Open DZY-irene opened 2 weeks ago
I noticed that the currently open-source model outputs a video with resolution of 480x848, while the videos generated in the playground have a resolution of 960x1696. Does this mean that the quality difference I've noticed is due to different models, or is it simply because I didn't use a longer prompt or a negative prompt?
They are definitely using a different prompt from what the user says (probably sending it to a LLM to enhance it) and then upscaling the generated video from 480p to whatever they give you. What model are you using fp8, fp16?

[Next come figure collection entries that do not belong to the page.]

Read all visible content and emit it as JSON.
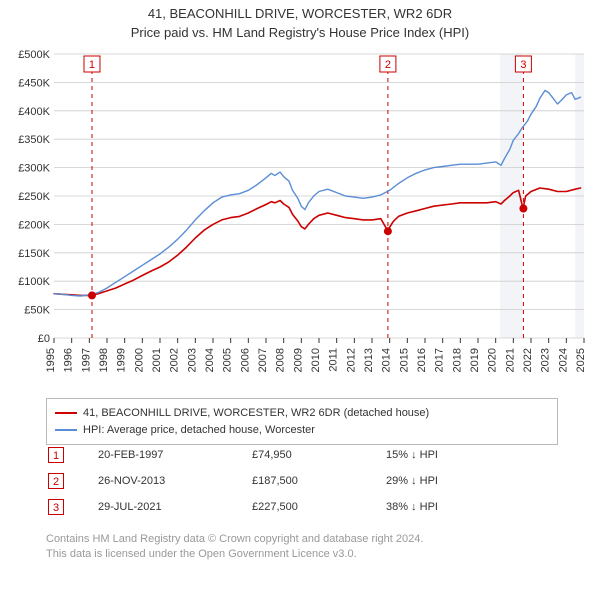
{
  "title_main": "41, BEACONHILL DRIVE, WORCESTER, WR2 6DR",
  "title_sub": "Price paid vs. HM Land Registry's House Price Index (HPI)",
  "chart": {
    "type": "line",
    "plot_bg_color": "#ffffff",
    "highlight_bg_color": "#f2f4f7",
    "grid_color": "#cccccc",
    "axis_color": "#333333",
    "marker_line_color": "#cc0000",
    "marker_line_dash": "4,4",
    "y": {
      "min": 0,
      "max": 500,
      "ticks": [
        0,
        50,
        100,
        150,
        200,
        250,
        300,
        350,
        400,
        450,
        500
      ],
      "tick_labels": [
        "£0",
        "£50K",
        "£100K",
        "£150K",
        "£200K",
        "£250K",
        "£300K",
        "£350K",
        "£400K",
        "£450K",
        "£500K"
      ],
      "label_fontsize": 11
    },
    "x": {
      "min": 1995,
      "max": 2025,
      "ticks": [
        1995,
        1996,
        1997,
        1998,
        1999,
        2000,
        2001,
        2002,
        2003,
        2004,
        2005,
        2006,
        2007,
        2008,
        2009,
        2010,
        2011,
        2012,
        2013,
        2014,
        2015,
        2016,
        2017,
        2018,
        2019,
        2020,
        2021,
        2022,
        2023,
        2024,
        2025
      ],
      "tick_labels": [
        "1995",
        "1996",
        "1997",
        "1998",
        "1999",
        "2000",
        "2001",
        "2002",
        "2003",
        "2004",
        "2005",
        "2006",
        "2007",
        "2008",
        "2009",
        "2010",
        "2011",
        "2012",
        "2013",
        "2014",
        "2015",
        "2016",
        "2017",
        "2018",
        "2019",
        "2020",
        "2021",
        "2022",
        "2023",
        "2024",
        "2025"
      ],
      "label_fontsize": 11
    },
    "highlight_ranges": [
      {
        "from": 2020.25,
        "to": 2021.5
      },
      {
        "from": 2024.5,
        "to": 2025.0
      }
    ],
    "series": [
      {
        "name": "property",
        "color": "#cc0000",
        "width": 1.6,
        "data": [
          [
            1995.0,
            78
          ],
          [
            1995.5,
            77
          ],
          [
            1996.0,
            76
          ],
          [
            1996.5,
            75
          ],
          [
            1997.1,
            75
          ],
          [
            1997.5,
            78
          ],
          [
            1998.0,
            83
          ],
          [
            1998.5,
            88
          ],
          [
            1999.0,
            95
          ],
          [
            1999.5,
            102
          ],
          [
            2000.0,
            110
          ],
          [
            2000.5,
            118
          ],
          [
            2001.0,
            125
          ],
          [
            2001.5,
            134
          ],
          [
            2002.0,
            146
          ],
          [
            2002.5,
            160
          ],
          [
            2003.0,
            176
          ],
          [
            2003.5,
            190
          ],
          [
            2004.0,
            200
          ],
          [
            2004.5,
            208
          ],
          [
            2005.0,
            212
          ],
          [
            2005.5,
            214
          ],
          [
            2006.0,
            220
          ],
          [
            2006.5,
            228
          ],
          [
            2007.0,
            235
          ],
          [
            2007.3,
            240
          ],
          [
            2007.5,
            238
          ],
          [
            2007.8,
            242
          ],
          [
            2008.0,
            236
          ],
          [
            2008.3,
            230
          ],
          [
            2008.5,
            218
          ],
          [
            2008.8,
            206
          ],
          [
            2009.0,
            196
          ],
          [
            2009.2,
            192
          ],
          [
            2009.4,
            200
          ],
          [
            2009.7,
            210
          ],
          [
            2010.0,
            216
          ],
          [
            2010.5,
            220
          ],
          [
            2011.0,
            216
          ],
          [
            2011.5,
            212
          ],
          [
            2012.0,
            210
          ],
          [
            2012.5,
            208
          ],
          [
            2013.0,
            208
          ],
          [
            2013.5,
            210
          ],
          [
            2013.9,
            188
          ],
          [
            2014.0,
            195
          ],
          [
            2014.2,
            205
          ],
          [
            2014.5,
            214
          ],
          [
            2015.0,
            220
          ],
          [
            2015.5,
            224
          ],
          [
            2016.0,
            228
          ],
          [
            2016.5,
            232
          ],
          [
            2017.0,
            234
          ],
          [
            2017.5,
            236
          ],
          [
            2018.0,
            238
          ],
          [
            2018.5,
            238
          ],
          [
            2019.0,
            238
          ],
          [
            2019.5,
            238
          ],
          [
            2020.0,
            240
          ],
          [
            2020.3,
            236
          ],
          [
            2020.5,
            242
          ],
          [
            2020.8,
            250
          ],
          [
            2021.0,
            256
          ],
          [
            2021.3,
            260
          ],
          [
            2021.55,
            228
          ],
          [
            2021.7,
            250
          ],
          [
            2022.0,
            258
          ],
          [
            2022.5,
            264
          ],
          [
            2023.0,
            262
          ],
          [
            2023.5,
            258
          ],
          [
            2024.0,
            258
          ],
          [
            2024.5,
            262
          ],
          [
            2024.8,
            264
          ]
        ]
      },
      {
        "name": "hpi",
        "color": "#5b8dd6",
        "width": 1.4,
        "data": [
          [
            1995.0,
            78
          ],
          [
            1995.5,
            77
          ],
          [
            1996.0,
            75
          ],
          [
            1996.5,
            74
          ],
          [
            1997.0,
            76
          ],
          [
            1997.5,
            80
          ],
          [
            1998.0,
            88
          ],
          [
            1998.5,
            98
          ],
          [
            1999.0,
            108
          ],
          [
            1999.5,
            118
          ],
          [
            2000.0,
            128
          ],
          [
            2000.5,
            138
          ],
          [
            2001.0,
            148
          ],
          [
            2001.5,
            160
          ],
          [
            2002.0,
            174
          ],
          [
            2002.5,
            190
          ],
          [
            2003.0,
            208
          ],
          [
            2003.5,
            224
          ],
          [
            2004.0,
            238
          ],
          [
            2004.5,
            248
          ],
          [
            2005.0,
            252
          ],
          [
            2005.5,
            254
          ],
          [
            2006.0,
            260
          ],
          [
            2006.5,
            270
          ],
          [
            2007.0,
            282
          ],
          [
            2007.3,
            290
          ],
          [
            2007.5,
            286
          ],
          [
            2007.8,
            292
          ],
          [
            2008.0,
            284
          ],
          [
            2008.3,
            276
          ],
          [
            2008.5,
            260
          ],
          [
            2008.8,
            246
          ],
          [
            2009.0,
            232
          ],
          [
            2009.2,
            226
          ],
          [
            2009.4,
            238
          ],
          [
            2009.7,
            250
          ],
          [
            2010.0,
            258
          ],
          [
            2010.5,
            262
          ],
          [
            2011.0,
            256
          ],
          [
            2011.5,
            250
          ],
          [
            2012.0,
            248
          ],
          [
            2012.5,
            246
          ],
          [
            2013.0,
            248
          ],
          [
            2013.5,
            252
          ],
          [
            2014.0,
            260
          ],
          [
            2014.5,
            272
          ],
          [
            2015.0,
            282
          ],
          [
            2015.5,
            290
          ],
          [
            2016.0,
            296
          ],
          [
            2016.5,
            300
          ],
          [
            2017.0,
            302
          ],
          [
            2017.5,
            304
          ],
          [
            2018.0,
            306
          ],
          [
            2018.5,
            306
          ],
          [
            2019.0,
            306
          ],
          [
            2019.5,
            308
          ],
          [
            2020.0,
            310
          ],
          [
            2020.3,
            304
          ],
          [
            2020.5,
            316
          ],
          [
            2020.8,
            332
          ],
          [
            2021.0,
            348
          ],
          [
            2021.3,
            360
          ],
          [
            2021.5,
            370
          ],
          [
            2021.8,
            382
          ],
          [
            2022.0,
            394
          ],
          [
            2022.3,
            408
          ],
          [
            2022.5,
            422
          ],
          [
            2022.8,
            436
          ],
          [
            2023.0,
            432
          ],
          [
            2023.3,
            420
          ],
          [
            2023.5,
            412
          ],
          [
            2023.7,
            418
          ],
          [
            2024.0,
            428
          ],
          [
            2024.3,
            432
          ],
          [
            2024.5,
            420
          ],
          [
            2024.8,
            424
          ]
        ]
      }
    ],
    "sale_markers": [
      {
        "idx": "1",
        "year": 1997.15,
        "price_k": 75
      },
      {
        "idx": "2",
        "year": 2013.9,
        "price_k": 188
      },
      {
        "idx": "3",
        "year": 2021.57,
        "price_k": 228
      }
    ],
    "marker_point_color": "#cc0000",
    "marker_point_radius": 4
  },
  "legend": {
    "items": [
      {
        "color": "#cc0000",
        "label": "41, BEACONHILL DRIVE, WORCESTER, WR2 6DR (detached house)"
      },
      {
        "color": "#5b8dd6",
        "label": "HPI: Average price, detached house, Worcester"
      }
    ]
  },
  "markers_table": [
    {
      "idx": "1",
      "date": "20-FEB-1997",
      "price": "£74,950",
      "diff": "15% ↓ HPI"
    },
    {
      "idx": "2",
      "date": "26-NOV-2013",
      "price": "£187,500",
      "diff": "29% ↓ HPI"
    },
    {
      "idx": "3",
      "date": "29-JUL-2021",
      "price": "£227,500",
      "diff": "38% ↓ HPI"
    }
  ],
  "footer": {
    "line1": "Contains HM Land Registry data © Crown copyright and database right 2024.",
    "line2": "This data is licensed under the Open Government Licence v3.0."
  },
  "colors": {
    "marker_border": "#cc0000",
    "footer_text": "#999999"
  }
}
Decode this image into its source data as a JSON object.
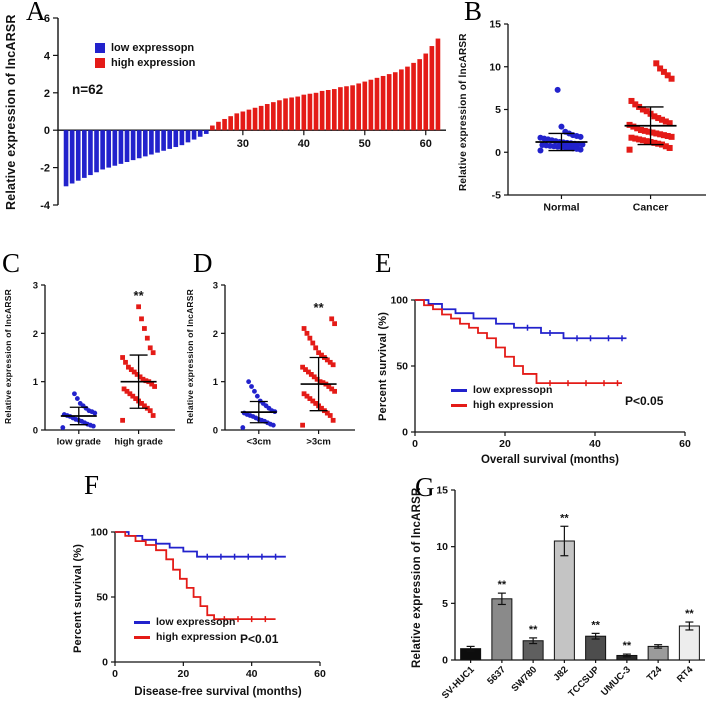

Thank you so much for your contributions to the Text2Video open-source community! I used the same short prompt with the Mochi model through both the CLI demo and the playground, but I noticed a slight difference in the video quality. Could you let me know if the playground includes an implicit prompt refiner or any negative prompts?
Here are my inputs and outputs:
prompt: a fantasy landscape from cli:
https://github.com/user-attachments/assets/cc86e04a-42ff-48ab-bea6-8ee802cee6f9
from playground:
https://github.com/user-attachments/assets/52282e79-ed04-48cb-8b25-cd00069441ab
prompt: alley from cli:
https://github.com/user-attachments/assets/9565bfe5-c891-439d-b291-2bd22617049d
from playground:
https://github.com/user-attachments/assets/24807861-8354-46c7-9804-8902891f1a52
I wonder about the methods you use to enhance video quality. Looking forward to your response!